1C_408/2008 du 16 juillet 2009
 
 
Regeste
 
Art. 14 und 33 RPG; Rechtsnatur einer "Verordnung" des Staatsrates des Kantons Freiburg.
 
 
Sachverhalt
 
BGE 135 II 328 (328)A. Depuis les années 1920, et jusqu'en 1962, des chalets de vacances ont été érigés par des privés sur la rive sud du lac de Neuchâtel, dans le domaine public de l'Etat de Fribourg, sur la base de concessions ou autres autorisations à bien plaire.BGE 135 II 328 (328)
BGE 135 II 328 (329)La rive sud du lac de Neuchâtel ("Grande Cariçaie") figure sur différents inventaires fédéraux, sur celui des paysages, sites et monuments naturels depuis 1983, sur celui des réserves d'oiseaux d'eau et de migrateurs d'importance internationale et nationale depuis 1991, sur celui des zones alluviales d'importance nationale depuis 1992, sur celui des bas-marais d'importance nationale depuis 1994 et sur celui des sites marécageux d'une beauté particulière et d'importance nationale depuis 1996.
B. Face au développement des chalets de vacances, le Conseil d'Etat du canton de Fribourg a adopté, le 1er juin 1982, le "plan directeur de la rive sud du lac de Neuchâtel et des rives du lac de Morat" (ci-après: le plan directeur de 1982), prévoyant la suppression progressive, au fur et à mesure de l'expiration de la durée des autorisations d'utilisation du terrain public, de toutes les résidences secondaires sises dans les zones protégées.
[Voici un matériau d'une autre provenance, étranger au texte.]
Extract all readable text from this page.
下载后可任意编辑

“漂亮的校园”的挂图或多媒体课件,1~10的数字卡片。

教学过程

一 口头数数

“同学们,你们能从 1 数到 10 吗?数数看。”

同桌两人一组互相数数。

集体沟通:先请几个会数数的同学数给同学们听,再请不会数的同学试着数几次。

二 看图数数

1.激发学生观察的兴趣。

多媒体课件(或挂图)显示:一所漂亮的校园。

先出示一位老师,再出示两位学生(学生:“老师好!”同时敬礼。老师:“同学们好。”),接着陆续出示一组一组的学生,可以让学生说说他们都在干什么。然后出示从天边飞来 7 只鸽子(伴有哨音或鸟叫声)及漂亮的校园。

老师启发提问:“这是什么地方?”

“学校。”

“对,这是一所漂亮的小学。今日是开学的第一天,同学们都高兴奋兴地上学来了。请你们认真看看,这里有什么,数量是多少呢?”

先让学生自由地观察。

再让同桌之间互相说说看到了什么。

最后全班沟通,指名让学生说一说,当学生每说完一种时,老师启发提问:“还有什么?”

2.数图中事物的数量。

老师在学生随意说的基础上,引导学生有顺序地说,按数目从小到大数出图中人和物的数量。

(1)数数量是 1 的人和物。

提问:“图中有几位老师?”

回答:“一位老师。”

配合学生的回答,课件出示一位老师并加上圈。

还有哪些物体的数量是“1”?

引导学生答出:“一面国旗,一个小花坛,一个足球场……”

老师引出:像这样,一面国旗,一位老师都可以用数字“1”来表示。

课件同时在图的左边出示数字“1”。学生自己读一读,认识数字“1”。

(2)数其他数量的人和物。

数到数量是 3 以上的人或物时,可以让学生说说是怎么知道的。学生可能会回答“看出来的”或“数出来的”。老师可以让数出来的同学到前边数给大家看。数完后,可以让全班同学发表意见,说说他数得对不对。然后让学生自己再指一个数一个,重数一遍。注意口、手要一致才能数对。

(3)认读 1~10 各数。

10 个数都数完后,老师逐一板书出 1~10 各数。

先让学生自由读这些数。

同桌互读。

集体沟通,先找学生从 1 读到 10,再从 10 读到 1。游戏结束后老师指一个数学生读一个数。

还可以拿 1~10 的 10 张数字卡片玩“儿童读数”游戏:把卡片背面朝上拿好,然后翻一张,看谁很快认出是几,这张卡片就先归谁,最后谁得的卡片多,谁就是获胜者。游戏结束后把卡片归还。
Un arrêté du Conseil d'Etat du canton de Fribourg du 26 avril 1983 "instaurant des mesures concernant les maisons de vacances sur le domaine public et privé de l'Etat au bord du lac de Neuchâtel" et complétant ce plan directeur, prévoyait que les autorisations d'utiliser le domaine public à l'intérieur des périmètres des zones naturelles étaient incessibles et non renouvelables et qu'elles arriveraient à échéance le 31 décembre 1998. Ce délai a toutefois été repoussé au 31 décembre 2008 par arrêté du 24 juin 1997.
C. Le 6 mars 2002, la Direction des travaux publics de l'Etat de Fribourg (actuellement la Direction de l'aménagement, de l'environnement et des constructions) a adopté un "plan d'affectation cantonal des réserves naturelles sur la rive sud du lac de Neuchâtel". Ce plan d'affectation ne règle pas expressément le sort des chalets de vacances, mais réserve à ce sujet "la législation spéciale".
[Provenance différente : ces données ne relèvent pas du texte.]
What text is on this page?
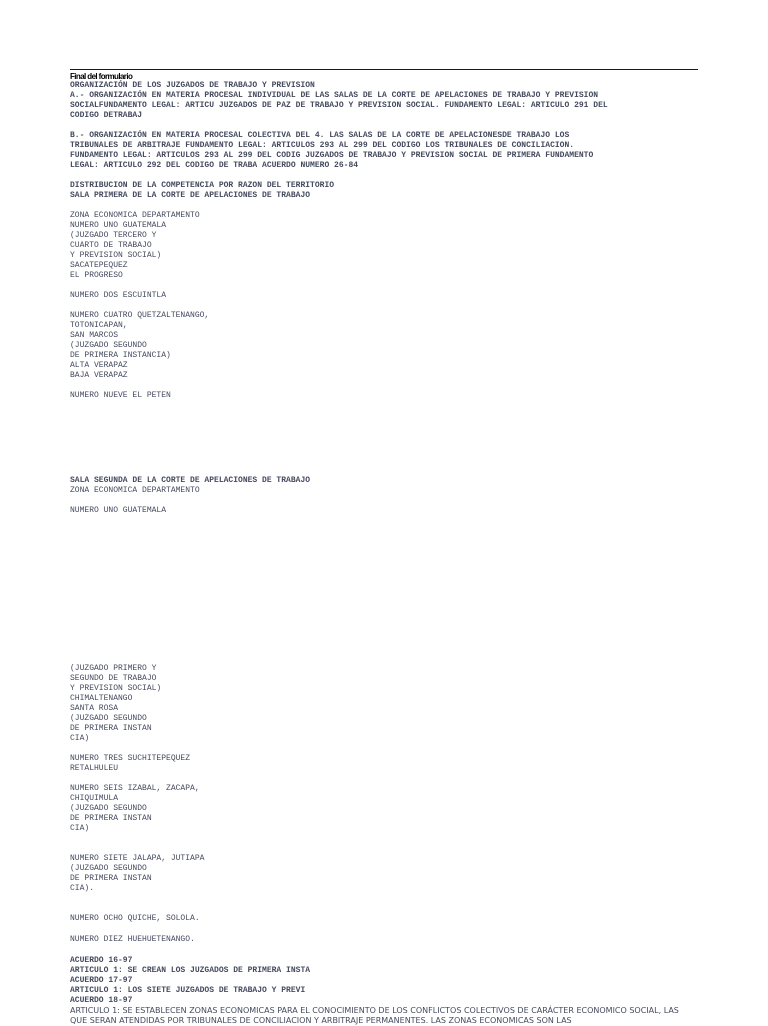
Final del formulario
ORGANIZACIÓN DE LOS JUZGADOS DE TRABAJO Y PREVISION
A.- ORGANIZACIÓN EN MATERIA PROCESAL INDIVIDUAL DE LAS SALAS DE LA CORTE DE APELACIONES DE TRABAJO Y PREVISION
SOCIALFUNDAMENTO LEGAL: ARTICU JUZGADOS DE PAZ DE TRABAJO Y PREVISION SOCIAL. FUNDAMENTO LEGAL: ARTICULO 291 DEL
CODIGO DETRABAJ
B.- ORGANIZACIÓN EN MATERIA PROCESAL COLECTIVA DEL 4. LAS SALAS DE LA CORTE DE APELACIONESDE TRABAJO LOS
TRIBUNALES DE ARBITRAJE FUNDAMENTO LEGAL: ARTICULOS 293 AL 299 DEL CODIGO LOS TRIBUNALES DE CONCILIACION.
FUNDAMENTO LEGAL: ARTICULOS 293 AL 299 DEL CODIG JUZGADOS DE TRABAJO Y PREVISION SOCIAL DE PRIMERA FUNDAMENTO
LEGAL: ARTICULO 292 DEL CODIGO DE TRABA ACUERDO NUMERO 26-84
DISTRIBUCION DE LA COMPETENCIA POR RAZON DEL TERRITORIO
SALA PRIMERA DE LA CORTE DE APELACIONES DE TRABAJO
ZONA ECONOMICA DEPARTAMENTO
NUMERO UNO GUATEMALA
(JUZGADO TERCERO Y
CUARTO DE TRABAJO
Y PREVISION SOCIAL)
SACATEPEQUEZ
EL PROGRESO
NUMERO DOS ESCUINTLA
NUMERO CUATRO QUETZALTENANGO,
TOTONICAPAN,
SAN MARCOS
(JUZGADO SEGUNDO
DE PRIMERA INSTANCIA)
ALTA VERAPAZ
BAJA VERAPAZ
NUMERO NUEVE EL PETEN
SALA SEGUNDA DE LA CORTE DE APELACIONES DE TRABAJO
ZONA ECONOMICA DEPARTAMENTO
NUMERO UNO GUATEMALA
(JUZGADO PRIMERO Y
SEGUNDO DE TRABAJO
Y PREVISION SOCIAL)
CHIMALTENANGO
SANTA ROSA
(JUZGADO SEGUNDO
DE PRIMERA INSTAN
CIA)
NUMERO TRES SUCHITEPEQUEZ
RETALHULEU
NUMERO SEIS IZABAL, ZACAPA,
CHIQUIMULA
(JUZGADO SEGUNDO
DE PRIMERA INSTAN
CIA)
NUMERO SIETE JALAPA, JUTIAPA
(JUZGADO SEGUNDO
DE PRIMERA INSTAN
CIA).
NUMERO OCHO QUICHE, SOLOLA.
NUMERO DIEZ HUEHUETENANGO.
ACUERDO 16-97
ARTICULO 1: SE CREAN LOS JUZGADOS DE PRIMERA INSTA
ACUERDO 17-97
ARTICULO 1: LOS SIETE JUZGADOS DE TRABAJO Y PREVI
ACUERDO 18-97

ARTICULO 1: SE ESTABLECEN ZONAS ECONOMICAS PARA EL CONOCIMIENTO DE LOS CONFLICTOS COLECTIVOS DE CARÁCTER ECONOMICO SOCIAL, LAS QUE SERAN ATENDIDAS POR TRIBUNALES DE CONCILIACION Y ARBITRAJE PERMANENTES. LAS ZONAS ECONOMICAS SON LAS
En date du 27 novembre 2007, le Conseil d'Etat a édicté une ordonnance abrogeant l'arrêté du 26 avril 1983 et instituant un "contrat nature" permettant la pérennisation des chalets. Moyennant la signature d'un "contrat nature" avec l'Etat de Fribourg, chaque actuel propriétaire de chalet pourra continuer à occuper les lieux sa vie durant, et après lui son conjoint ou partenaire enregistré et leurs descendants en ligne directe. Le 27 novembre 2007 également, le Conseil d'Etat a modifié le plan directeur de 1982, en ce que l'obligation de suppression progressive des chalets de vacances a été complétée par la mention "sous réserve de la conclusion de contrats nature selon l'ordonnance du 27 novembre 2007".BGE 135 II 328 (329)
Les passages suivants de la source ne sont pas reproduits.